Nutzer-Erfahrung immer wichtiger

Ein gutes Design wird nicht im stillen Kämmerchen gemacht, sondern ist längst eine transparente Teamarbeit geworden. Immer mehr Fokus liegt dabei auf dem Nutzer und seinen Bedürfnissen. War Design lange Zeit etwas für Künstler, ist es mittlerweile zu einem Aspekt geworden, der in allen Ebene der Produkt- und Serviceentwicklung eine Rolle spielt. Doch jetzt geht es nicht nur mehr um das reine Design, sondern auch, wie es vom Nutzer verstanden und angewendet wird.

Dabei müssen Unternehmen zunächst verstehen, wie der Nutzer eine Webseite sieht und wie er sie benutzt. Diese Nutzererfahrung (oder Englisch UX – User Experience) ist immer wichtiger für den Erfolg einer Webseite. Viele Firmen haben ihren Designabteilungen aufgetragen, die UX ganz vorne an zu stellen. Doch geht das weit genug?

Manche Designexperten sagen, dass die Kundenerfahrung, anders als die Gestaltung, nicht für Experten ist, sondern im gesamten Unternehmen eine Rolle spielen muss. Anders gesagt: Es hilft nichts wenn der Webdesigner den Kunden versteht, das Warenlager oder der Verkaufsleiter aber nicht.

Die Rolle der Technik wird oft überschätzt

Dabei wird immer noch der Fehler gemacht, dass man sich zu sehr auf technische Messverfahren stützt. Zwar können Eyetracking und auch unterschiedliche Testseiten Aufschluss darüber geben, was der Benutzer von einem Angebot auswählt, aber damit reagiert man eher als das man agiert. Denn letztlich setzt man dem Kunden etwas vor, ohne vorher herausgefunden zu haben, ob er es wirklich will.

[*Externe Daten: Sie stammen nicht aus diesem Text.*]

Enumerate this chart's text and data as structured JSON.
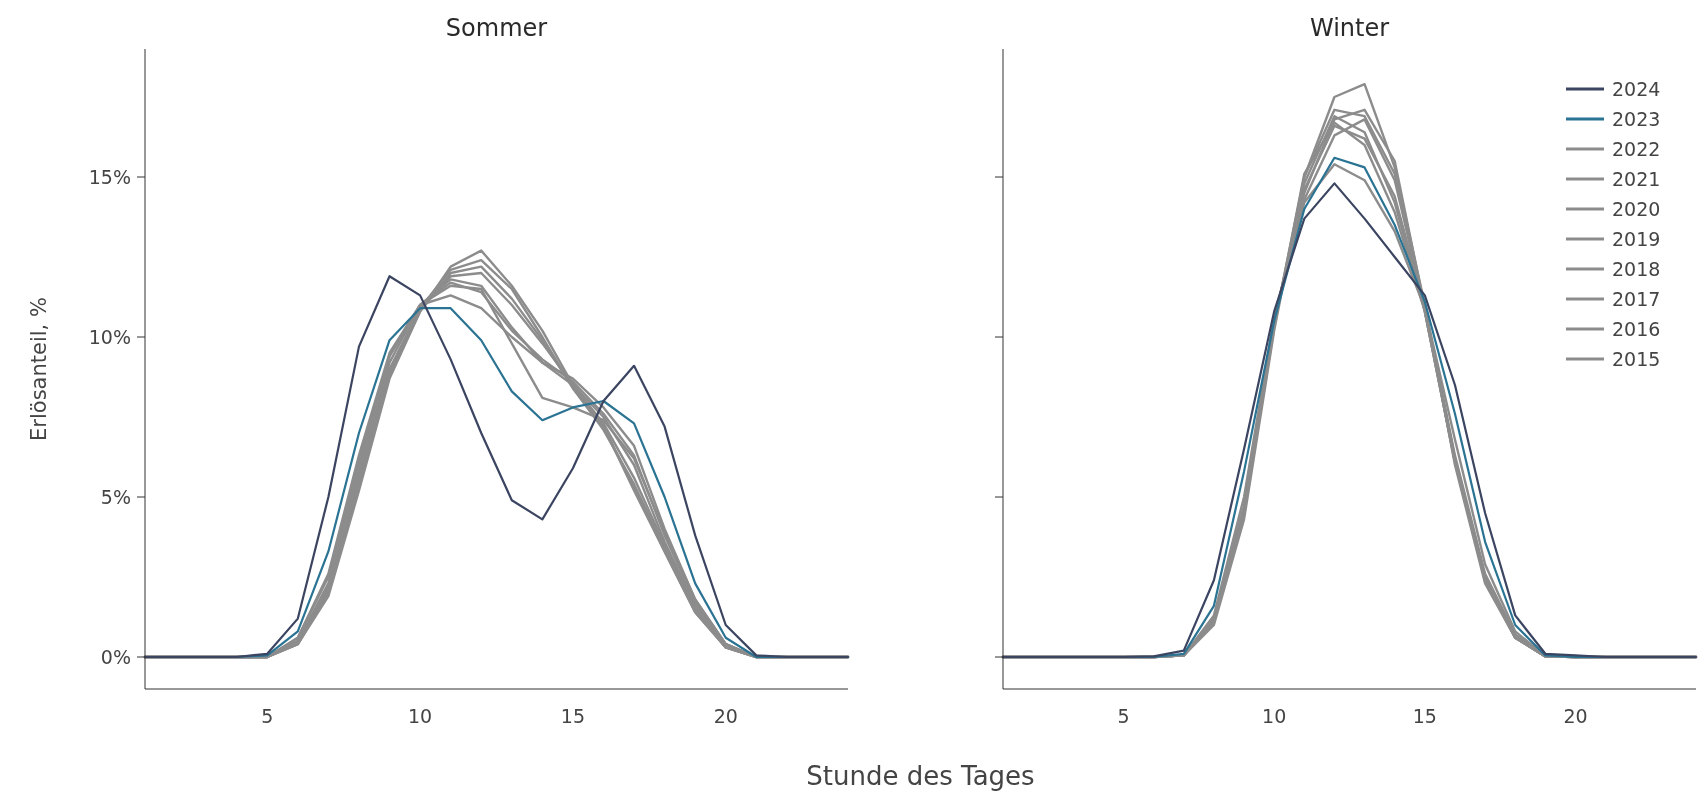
{
  "chart_data": [
    {
      "type": "line",
      "title": "Sommer",
      "ylabel": "Erlösanteil, %",
      "xlabel": "Stunde des Tages",
      "x": [
        1,
        2,
        3,
        4,
        5,
        6,
        7,
        8,
        9,
        10,
        11,
        12,
        13,
        14,
        15,
        16,
        17,
        18,
        19,
        20,
        21,
        22,
        23,
        24
      ],
      "xlim": [
        1,
        24
      ],
      "xticks": [
        5,
        10,
        15,
        20
      ],
      "ylim": [
        -1,
        19
      ],
      "yticks": [
        {
          "value": 0,
          "label": "0%"
        },
        {
          "value": 5,
          "label": "5%"
        },
        {
          "value": 10,
          "label": "10%"
        },
        {
          "value": 15,
          "label": "15%"
        }
      ],
      "legend": false,
      "series": [
        {
          "color": "#3b4561",
          "values": [
            0,
            0,
            0,
            0,
            0.1,
            1.2,
            5.0,
            9.7,
            11.9,
            11.3,
            9.3,
            7.0,
            4.9,
            4.3,
            5.9,
            8.0,
            9.1,
            7.2,
            3.8,
            1.0,
            0.05,
            0,
            0,
            0
          ]
        },
        {
          "color": "#2a7393",
          "values": [
            null,
            null,
            0,
            0,
            0.05,
            0.8,
            3.3,
            7.0,
            9.9,
            10.9,
            10.9,
            9.9,
            8.3,
            7.4,
            7.8,
            8.0,
            7.3,
            5.0,
            2.3,
            0.6,
            0,
            0,
            0,
            0
          ]
        },
        {
          "color": "#8c8c8c",
          "values": [
            0,
            0,
            0,
            0,
            0,
            0.4,
            1.9,
            5.2,
            8.7,
            10.8,
            12.2,
            12.7,
            11.6,
            10.2,
            8.5,
            7.2,
            5.2,
            3.3,
            1.4,
            0.3,
            0,
            0,
            0,
            0
          ]
        },
        {
          "color": "#8c8c8c",
          "values": [
            0,
            0,
            0,
            0,
            0,
            0.4,
            2.0,
            5.4,
            8.9,
            10.9,
            12.1,
            12.4,
            11.5,
            10.0,
            8.4,
            7.1,
            5.4,
            3.4,
            1.5,
            0.3,
            0,
            0,
            0,
            0
          ]
        },
        {
          "color": "#8c8c8c",
          "values": [
            0,
            0,
            0,
            0,
            0,
            0.5,
            2.2,
            5.8,
            9.2,
            11.0,
            11.8,
            11.6,
            10.3,
            9.2,
            8.7,
            7.8,
            6.6,
            4.0,
            1.8,
            0.4,
            0,
            0,
            0,
            0
          ]
        },
        {
          "color": "#8c8c8c",
          "values": [
            0,
            0,
            0,
            0,
            0,
            0.5,
            2.3,
            6.0,
            9.4,
            11.0,
            11.7,
            11.4,
            10.2,
            9.3,
            8.6,
            7.6,
            6.3,
            3.8,
            1.7,
            0.4,
            0,
            0,
            0,
            0
          ]
        },
        {
          "color": "#8c8c8c",
          "values": [
            0,
            0,
            0,
            0,
            0,
            0.6,
            2.6,
            6.3,
            9.5,
            11.0,
            11.3,
            10.9,
            10.0,
            9.2,
            8.5,
            7.5,
            6.0,
            3.6,
            1.6,
            0.4,
            0,
            0,
            0,
            0
          ]
        },
        {
          "color": "#8c8c8c",
          "values": [
            0,
            0,
            0,
            0,
            0,
            0.6,
            2.5,
            6.2,
            9.4,
            11.0,
            11.6,
            11.5,
            9.8,
            8.1,
            7.8,
            7.4,
            6.2,
            3.9,
            1.8,
            0.4,
            0,
            0,
            0,
            0
          ]
        },
        {
          "color": "#8c8c8c",
          "values": [
            0,
            0,
            0,
            0,
            0,
            0.4,
            2.0,
            5.3,
            8.8,
            10.8,
            12.0,
            12.2,
            11.2,
            9.9,
            8.4,
            7.2,
            5.3,
            3.3,
            1.4,
            0.3,
            0,
            0,
            0,
            0
          ]
        },
        {
          "color": "#8c8c8c",
          "values": [
            0,
            0,
            0,
            0,
            0,
            0.5,
            2.1,
            5.6,
            9.0,
            10.9,
            11.9,
            12.0,
            11.0,
            9.8,
            8.5,
            7.3,
            5.6,
            3.5,
            1.5,
            0.3,
            0,
            0,
            0,
            0
          ]
        }
      ]
    },
    {
      "type": "line",
      "title": "Winter",
      "x": [
        1,
        2,
        3,
        4,
        5,
        6,
        7,
        8,
        9,
        10,
        11,
        12,
        13,
        14,
        15,
        16,
        17,
        18,
        19,
        20,
        21,
        22,
        23,
        24
      ],
      "xlim": [
        1,
        24
      ],
      "xticks": [
        5,
        10,
        15,
        20
      ],
      "ylim": [
        -1,
        19
      ],
      "yticks": [
        {
          "value": 0,
          "label": null
        },
        {
          "value": 5,
          "label": null
        },
        {
          "value": 10,
          "label": null
        },
        {
          "value": 15,
          "label": null
        }
      ],
      "tick_labels": "x",
      "legend": "top right",
      "series": [
        {
          "name": "2024",
          "color": "#3b4561",
          "values": [
            0,
            0,
            0,
            0,
            0,
            0.02,
            0.2,
            2.4,
            6.5,
            10.8,
            13.7,
            14.8,
            13.7,
            12.5,
            11.3,
            8.5,
            4.5,
            1.3,
            0.1,
            0.05,
            0,
            0,
            0,
            0
          ]
        },
        {
          "name": "2023",
          "color": "#2a7393",
          "values": [
            null,
            null,
            null,
            0,
            0,
            0,
            0.1,
            1.6,
            5.8,
            10.5,
            14.0,
            15.6,
            15.3,
            13.5,
            11.1,
            7.6,
            3.6,
            1.0,
            0.05,
            0,
            0,
            0,
            null,
            null
          ]
        },
        {
          "name": "2022",
          "color": "#8c8c8c",
          "values": [
            0,
            0,
            0,
            0,
            0,
            0,
            0.05,
            1.0,
            4.3,
            10.2,
            15.0,
            17.5,
            17.9,
            15.3,
            11.0,
            6.0,
            2.3,
            0.6,
            0.02,
            0,
            0,
            0,
            0,
            0
          ]
        },
        {
          "name": "2021",
          "color": "#8c8c8c",
          "values": [
            0,
            0,
            0,
            0,
            0,
            0,
            0.05,
            1.1,
            4.5,
            10.4,
            15.0,
            17.1,
            16.9,
            15.1,
            10.8,
            6.1,
            2.4,
            0.6,
            0.02,
            0,
            0,
            0,
            0,
            0
          ]
        },
        {
          "name": "2020",
          "color": "#8c8c8c",
          "values": [
            0,
            0,
            0,
            0,
            0,
            0,
            0.05,
            1.2,
            4.6,
            10.5,
            14.6,
            16.6,
            16.2,
            14.4,
            10.9,
            6.2,
            2.5,
            0.6,
            0.02,
            0,
            0,
            0,
            0,
            0
          ]
        },
        {
          "name": "2019",
          "color": "#8c8c8c",
          "values": [
            0,
            0,
            0,
            0,
            0,
            0,
            0.05,
            1.2,
            4.7,
            10.6,
            14.3,
            16.3,
            16.8,
            14.9,
            10.9,
            6.3,
            2.6,
            0.7,
            0.02,
            0,
            0,
            0,
            0,
            0
          ]
        },
        {
          "name": "2018",
          "color": "#8c8c8c",
          "values": [
            0,
            0,
            0,
            0,
            0,
            0,
            0.05,
            1.3,
            5.0,
            10.6,
            14.2,
            15.4,
            14.9,
            13.3,
            10.9,
            6.8,
            2.9,
            0.8,
            0.03,
            0,
            0,
            0,
            0,
            0
          ]
        },
        {
          "name": "2017",
          "color": "#8c8c8c",
          "values": [
            0,
            0,
            0,
            0,
            0,
            0,
            0.05,
            1.1,
            4.6,
            10.4,
            14.8,
            16.9,
            16.4,
            14.2,
            10.8,
            6.1,
            2.4,
            0.6,
            0.02,
            0,
            0,
            0,
            0,
            0
          ]
        },
        {
          "name": "2016",
          "color": "#8c8c8c",
          "values": [
            0,
            0,
            0,
            0,
            0,
            0,
            0.05,
            1.2,
            4.7,
            10.5,
            14.5,
            16.8,
            17.1,
            15.5,
            10.9,
            6.2,
            2.5,
            0.7,
            0.02,
            0,
            0,
            0,
            0,
            0
          ]
        },
        {
          "name": "2015",
          "color": "#8c8c8c",
          "values": [
            0,
            0,
            0,
            0,
            0,
            0,
            0.05,
            1.1,
            4.5,
            10.3,
            15.1,
            16.7,
            16.0,
            13.9,
            10.8,
            6.1,
            2.4,
            0.6,
            0.02,
            0,
            0,
            0,
            0,
            0
          ]
        }
      ]
    }
  ]
}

Das ist ein Grund, warum sich heute auch Webdesigner um Profile von Kunden kümmern und die Daten analysieren, die aus den Besuchen der Seiten herausgelesen werden können. Der Trend geht dazu, den Kunden als gesamten Menschen zu verstehe und seine grundlegenden Bedürfnisse zu kennen. Sind diese bekannt, kann dann geschaut werden, welche Bedürfnisse nicht erfüllt sind und wie ein Unternehmen über seine Angebote und Webauftritte eventuell dabei helfen kann, diese zu erfüllen.